Navigate to the Amazon ECR service and create a new repository. Note the URI:

**e.g., 136566696263.dkr.ecr.us-east-1.amazonaws.com/gendes_ecr**

**Launch an EC2 Instance:**

Select an Ubuntu Server, configure security groups for necessary access (SSH, HTTP).

**Install Docker on EC2:**

```bash
sudo apt-get update -y
sudo apt-get upgrade -y
curl -fsSL https://get.docker.com -o get-docker.sh
sudo sh get-docker.sh
sudo usermod -aG docker $USER
newgrp docker
```

3. **MongoDB Setup**

- Create a MongoDB Database
- You can use MongoDB Atlas or a local MongoDB installation.
- Set up a new database and take note of the connection string.
- Load dataset.csv to MongoDB

Configure Environment Variables:

**Before running the application, set up the necessary environment variables:**

```bash
export MONGODB_URL="mongodb+srv://:@"
export AWS_ACCESS_KEY_ID=""
export AWS_SECRET_ACCESS_KEY=""
```

4. **Running the Application**

- Ensure MongoDB and AWS services are properly configured before running the application
- To utilize the GenDes application effectively, follow these steps:

Begin by running the `demo.py` script.
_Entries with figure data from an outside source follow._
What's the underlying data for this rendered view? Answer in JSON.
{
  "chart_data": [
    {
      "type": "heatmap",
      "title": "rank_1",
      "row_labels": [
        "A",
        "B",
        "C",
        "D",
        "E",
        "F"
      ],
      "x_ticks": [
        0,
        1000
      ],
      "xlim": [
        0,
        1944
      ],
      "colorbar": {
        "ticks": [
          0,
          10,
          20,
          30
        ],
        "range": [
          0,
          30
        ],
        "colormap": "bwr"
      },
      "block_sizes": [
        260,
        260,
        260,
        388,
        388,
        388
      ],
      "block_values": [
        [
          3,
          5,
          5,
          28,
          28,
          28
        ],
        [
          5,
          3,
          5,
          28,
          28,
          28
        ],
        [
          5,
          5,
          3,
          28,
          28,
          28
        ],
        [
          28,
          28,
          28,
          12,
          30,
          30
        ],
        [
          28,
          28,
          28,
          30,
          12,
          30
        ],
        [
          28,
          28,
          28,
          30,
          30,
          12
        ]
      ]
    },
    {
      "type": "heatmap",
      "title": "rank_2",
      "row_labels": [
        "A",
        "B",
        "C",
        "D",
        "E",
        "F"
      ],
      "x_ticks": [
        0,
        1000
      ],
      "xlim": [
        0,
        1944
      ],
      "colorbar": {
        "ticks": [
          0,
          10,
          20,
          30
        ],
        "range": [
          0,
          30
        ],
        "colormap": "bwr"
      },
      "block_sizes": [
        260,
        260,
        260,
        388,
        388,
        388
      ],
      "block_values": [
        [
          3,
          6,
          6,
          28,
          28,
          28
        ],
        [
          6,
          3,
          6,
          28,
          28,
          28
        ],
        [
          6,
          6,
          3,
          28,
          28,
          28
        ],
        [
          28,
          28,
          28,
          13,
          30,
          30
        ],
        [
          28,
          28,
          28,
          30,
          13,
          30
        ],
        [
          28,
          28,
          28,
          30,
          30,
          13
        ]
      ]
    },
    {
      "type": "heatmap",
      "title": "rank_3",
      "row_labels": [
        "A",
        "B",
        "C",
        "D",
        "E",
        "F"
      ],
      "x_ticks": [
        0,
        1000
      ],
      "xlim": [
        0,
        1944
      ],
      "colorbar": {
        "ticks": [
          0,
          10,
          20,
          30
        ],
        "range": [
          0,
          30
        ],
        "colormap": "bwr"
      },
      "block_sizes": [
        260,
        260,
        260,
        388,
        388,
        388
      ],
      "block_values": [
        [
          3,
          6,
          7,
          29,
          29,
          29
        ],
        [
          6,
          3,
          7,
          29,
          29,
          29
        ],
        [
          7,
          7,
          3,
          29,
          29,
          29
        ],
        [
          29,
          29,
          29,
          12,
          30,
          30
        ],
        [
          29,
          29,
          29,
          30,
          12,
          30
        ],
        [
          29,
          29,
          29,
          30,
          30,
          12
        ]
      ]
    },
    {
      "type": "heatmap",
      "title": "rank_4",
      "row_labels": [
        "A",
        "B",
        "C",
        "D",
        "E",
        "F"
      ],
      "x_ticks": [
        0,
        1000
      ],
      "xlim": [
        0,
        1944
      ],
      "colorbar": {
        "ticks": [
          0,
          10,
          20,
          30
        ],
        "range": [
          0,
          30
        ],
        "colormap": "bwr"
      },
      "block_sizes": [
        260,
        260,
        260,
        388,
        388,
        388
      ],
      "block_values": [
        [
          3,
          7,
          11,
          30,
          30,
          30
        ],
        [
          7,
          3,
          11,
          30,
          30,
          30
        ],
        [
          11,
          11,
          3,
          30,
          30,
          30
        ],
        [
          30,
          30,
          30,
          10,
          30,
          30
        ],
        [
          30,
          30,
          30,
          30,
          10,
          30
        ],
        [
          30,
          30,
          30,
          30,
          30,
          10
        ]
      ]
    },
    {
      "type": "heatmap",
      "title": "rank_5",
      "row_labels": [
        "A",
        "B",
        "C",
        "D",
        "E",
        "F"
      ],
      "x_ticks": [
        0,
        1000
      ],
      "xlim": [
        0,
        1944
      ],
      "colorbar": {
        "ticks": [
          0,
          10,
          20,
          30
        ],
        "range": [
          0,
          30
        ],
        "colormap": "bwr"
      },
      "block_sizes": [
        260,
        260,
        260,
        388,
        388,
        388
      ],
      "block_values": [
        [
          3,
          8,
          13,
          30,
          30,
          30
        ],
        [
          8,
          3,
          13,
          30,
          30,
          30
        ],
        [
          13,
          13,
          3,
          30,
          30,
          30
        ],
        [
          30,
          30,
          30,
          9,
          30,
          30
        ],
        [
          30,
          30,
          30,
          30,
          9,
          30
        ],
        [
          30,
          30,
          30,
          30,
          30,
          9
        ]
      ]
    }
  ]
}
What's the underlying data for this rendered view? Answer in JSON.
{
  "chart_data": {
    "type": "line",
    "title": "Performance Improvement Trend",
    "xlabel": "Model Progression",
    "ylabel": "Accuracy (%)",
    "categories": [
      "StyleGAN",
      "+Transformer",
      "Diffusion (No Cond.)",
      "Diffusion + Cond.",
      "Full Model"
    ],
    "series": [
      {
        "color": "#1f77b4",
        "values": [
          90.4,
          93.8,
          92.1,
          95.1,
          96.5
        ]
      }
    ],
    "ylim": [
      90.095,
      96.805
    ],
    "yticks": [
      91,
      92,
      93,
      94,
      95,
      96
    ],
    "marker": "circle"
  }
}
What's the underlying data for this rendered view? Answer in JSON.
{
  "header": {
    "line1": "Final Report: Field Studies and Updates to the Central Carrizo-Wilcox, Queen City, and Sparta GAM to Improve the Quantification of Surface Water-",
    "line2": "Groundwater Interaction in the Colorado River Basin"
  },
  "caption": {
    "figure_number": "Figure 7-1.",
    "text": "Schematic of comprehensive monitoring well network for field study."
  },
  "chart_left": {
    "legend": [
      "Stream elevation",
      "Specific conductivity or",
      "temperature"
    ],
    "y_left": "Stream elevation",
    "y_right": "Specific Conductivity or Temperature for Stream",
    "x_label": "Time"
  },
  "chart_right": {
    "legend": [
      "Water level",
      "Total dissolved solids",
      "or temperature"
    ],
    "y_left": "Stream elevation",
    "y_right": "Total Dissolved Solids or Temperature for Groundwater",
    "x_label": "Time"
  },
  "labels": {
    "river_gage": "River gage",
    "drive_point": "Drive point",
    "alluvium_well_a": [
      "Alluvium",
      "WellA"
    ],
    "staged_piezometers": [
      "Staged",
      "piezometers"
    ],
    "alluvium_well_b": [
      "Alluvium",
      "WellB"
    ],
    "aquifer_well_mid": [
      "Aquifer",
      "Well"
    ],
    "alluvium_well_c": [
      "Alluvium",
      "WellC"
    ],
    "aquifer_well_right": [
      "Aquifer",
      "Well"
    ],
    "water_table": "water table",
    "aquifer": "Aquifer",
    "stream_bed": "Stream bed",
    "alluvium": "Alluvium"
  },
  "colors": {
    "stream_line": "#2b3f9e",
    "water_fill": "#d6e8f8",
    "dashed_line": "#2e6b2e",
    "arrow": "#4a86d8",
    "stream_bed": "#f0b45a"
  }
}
This will train the model and automatically upload the trained model to an AWS S3 bucket for storage and future retrieval.

```bash
python demo.py
```

```bash
python app.py
```

![CI/CD](Designs/app.png)

## AWS CI/CD Deployment with GitHub Actions

**Configure EC2 as a Self-Hosted Runner**

In your GitHub repository settings under Actions > Runners, add your EC2 instance as a new self-hosted runner following the provided instructions.

**Set Up GitHub Secrets**

Add the following secrets in your GitHub repository settings under Secrets:

- AWS_ACCESS_KEY_ID: Your IAM user's access key.
- AWS_SECRET_ACCESS_KEY: Your IAM user's secret access key.
- AWS_DEFAULT_REGION: Your AWS default region (e.g., us-east-1).
- CR_REPO: The URI of your ECR repository.

**Define the CI/CD Workflow**

.github/workflows/aws_cicd.yml file to automate the deployment:

![CI/CD](Designs/CICD.png)

- Build the Docker image.
- Push the image to ECR.
- Deploy the image to the EC2 instance.